Tomorrow is an interesting day with a couple of milestones. Tomorrow is Becky’s last day before her Zoe leave. That’s a mark that we didn’t hit last year, so it’s kind of a nice bit of progress for this pregnancy.
Tomorrow is also the anniversary of Doria’s funeral. For “some reason,” that day seems to come to mind easily right now. Funny how that happens. Here is the most important thing that I remember about that day: It was the easiest day of this entire process. I can’t think of anything easier than funeral day. Obviously, a lot of tears, but the day was easy. This is why:
1. We saw a vivid picture of the hordes of people supporting us. The funeral was awfully well attended, and that was powerful and encouraging to us.
2. We started the day by visiting the funeral home for our last time with Doria’s little casket. We didn’t have the nerve to open it, because neither of us wanted to risk changing our last memories of Doria before giving her over to the funeral home. We sat and cried mostly in disbelief that this was happening. It was real, but not completely real yet.
3. That went more quickly than we expected, so we made a lunch date. It took 10 months before we ate there again, but we had a nice lunch.

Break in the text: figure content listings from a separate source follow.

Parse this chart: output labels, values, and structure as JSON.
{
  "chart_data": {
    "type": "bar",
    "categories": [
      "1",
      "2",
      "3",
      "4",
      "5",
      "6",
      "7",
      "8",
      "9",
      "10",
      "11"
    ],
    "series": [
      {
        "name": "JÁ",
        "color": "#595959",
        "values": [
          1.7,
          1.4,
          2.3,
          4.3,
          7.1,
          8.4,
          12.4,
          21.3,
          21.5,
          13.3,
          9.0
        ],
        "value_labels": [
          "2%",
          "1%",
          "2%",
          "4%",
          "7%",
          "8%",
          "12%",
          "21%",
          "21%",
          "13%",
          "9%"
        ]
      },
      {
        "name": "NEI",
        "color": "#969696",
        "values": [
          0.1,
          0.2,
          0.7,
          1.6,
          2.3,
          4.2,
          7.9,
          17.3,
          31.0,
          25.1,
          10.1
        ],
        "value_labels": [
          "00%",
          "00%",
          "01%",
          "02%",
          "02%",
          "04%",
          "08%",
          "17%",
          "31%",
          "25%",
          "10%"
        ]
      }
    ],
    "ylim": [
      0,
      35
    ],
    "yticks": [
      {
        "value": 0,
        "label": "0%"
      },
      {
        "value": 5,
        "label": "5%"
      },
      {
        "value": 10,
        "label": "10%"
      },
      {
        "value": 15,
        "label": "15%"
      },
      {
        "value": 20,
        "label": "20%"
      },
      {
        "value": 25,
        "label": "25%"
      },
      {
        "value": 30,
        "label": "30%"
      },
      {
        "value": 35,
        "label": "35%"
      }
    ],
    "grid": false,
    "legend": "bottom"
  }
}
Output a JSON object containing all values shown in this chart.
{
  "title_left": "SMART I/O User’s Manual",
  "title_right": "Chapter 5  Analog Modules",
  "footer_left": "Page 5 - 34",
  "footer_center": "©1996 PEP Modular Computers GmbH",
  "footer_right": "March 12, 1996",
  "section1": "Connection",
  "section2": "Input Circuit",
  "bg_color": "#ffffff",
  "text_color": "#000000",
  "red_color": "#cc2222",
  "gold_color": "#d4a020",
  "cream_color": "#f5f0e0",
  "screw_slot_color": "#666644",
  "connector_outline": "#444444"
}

4. We bought a cake and had it delivered to the funeral. We got to give on the sly, and that was fun. That kind of thing was us. We felt normal doing that, and we were giddy about it. There was some unintended comedy when the delivery people got to the church, but that made the cake scene a little sweeter.
Funeral day was easy. I still smile when I think back to that day. I cry, too, but with a smile. It was beautiful and it was easy. It was easy because we were still completely in shock. We needed to be in order to get through those first days and function. I’m grateful for shock, because it’s so necessary.
Thinking of it really led me to think of something that might help those who want to help grieving people. It’s so easy to base our evaluation of grieving people on how they look at the funeral. If we don’t wail like a TV funeral, then everything seems to be OK. In our case, it wasn’t possible visibly to see that I was really only running on adrenaline. I had been so focused and busy on getting towards funeral day that I was really just swept up in the whirlwind of events. I was spending time grieving, but I had no idea what it really entailed yet. I had held Doria’s body in my hands. I knew she was dead, but it was nowhere near real yet.
From a faith standpoint, it was easy. I was bothered that Doria died, and that God chose to let it happen, but it hadn’t really sunk in yet. A favorite passage that I’ve taught at a Bible college in Jamaica (http://www.fairviewbbc.com) happens in Hebrews 3 and 4, talking about the rest awaiting people in Christ. I wrote this quick little note for the back of our funeral program, and I found it easy. I don’t think I even blinked in the process, because I wrote at an amazing rate. This is the easy note:
Becky and I want to thank you for joining us today as we
mourn our loss and celebrate the wonderful gift God
gave us in Doria Charis. Our time with her was
short, but it has been a blessing we will never forget,
and a love we will never regret. After 10 years of
marriage, understanding that children were not an option
for our little family, we were gleefully shocked early this
year to find out that we were expecting our little gift of
grace. Over the next few months, we learned lessons
about love that we never even imagined, and we
watched God provide in stunning ways for our little
miracle. We loved the perfect pregnancy and the hopes
for our future time with her. Even though God had a
better plan that involved bringing her home, we rejoice
over every minute of these last few months. We are
grateful that our little Doria never had to experience
pain, and we anxiously await the day that we get to see
her in our heavenly home.
That was easy. I had no troubles and no doubts as I wrote that. Simple, straightforward, not a problem at all. That was sort of like the explanation Gloria Gaither gives in the first couple minutes of this video:
It was easy, because I didn’t know what I was getting into. At that stage, nobody really does. I knew that my daughter died. I knew that was going to last. I had no idea at all how that would affect my confidence, my ability to function, my faith, my outlook on life and every part of it, or anything else. It’s impossibly to know until it’s in the rear view mirror. I was living in the sweet illusion of shock, and that made funeral day easy.
That’s the trick if you want to help somebody early on. Don’t go for the easy visual once-over or a surface level conversation. Take the time and talk to them. Build that relationship to the point that they’re willing to trust you and talk to you. Find out what’s actually going on. The both of you might find out what they actually need.
But no matter what, don’t just take a quick glance and assume that everything is OK. Nothing is OK as early as funeral day. We just don’t know it yet, because we’re living in the sweet illusion of shock.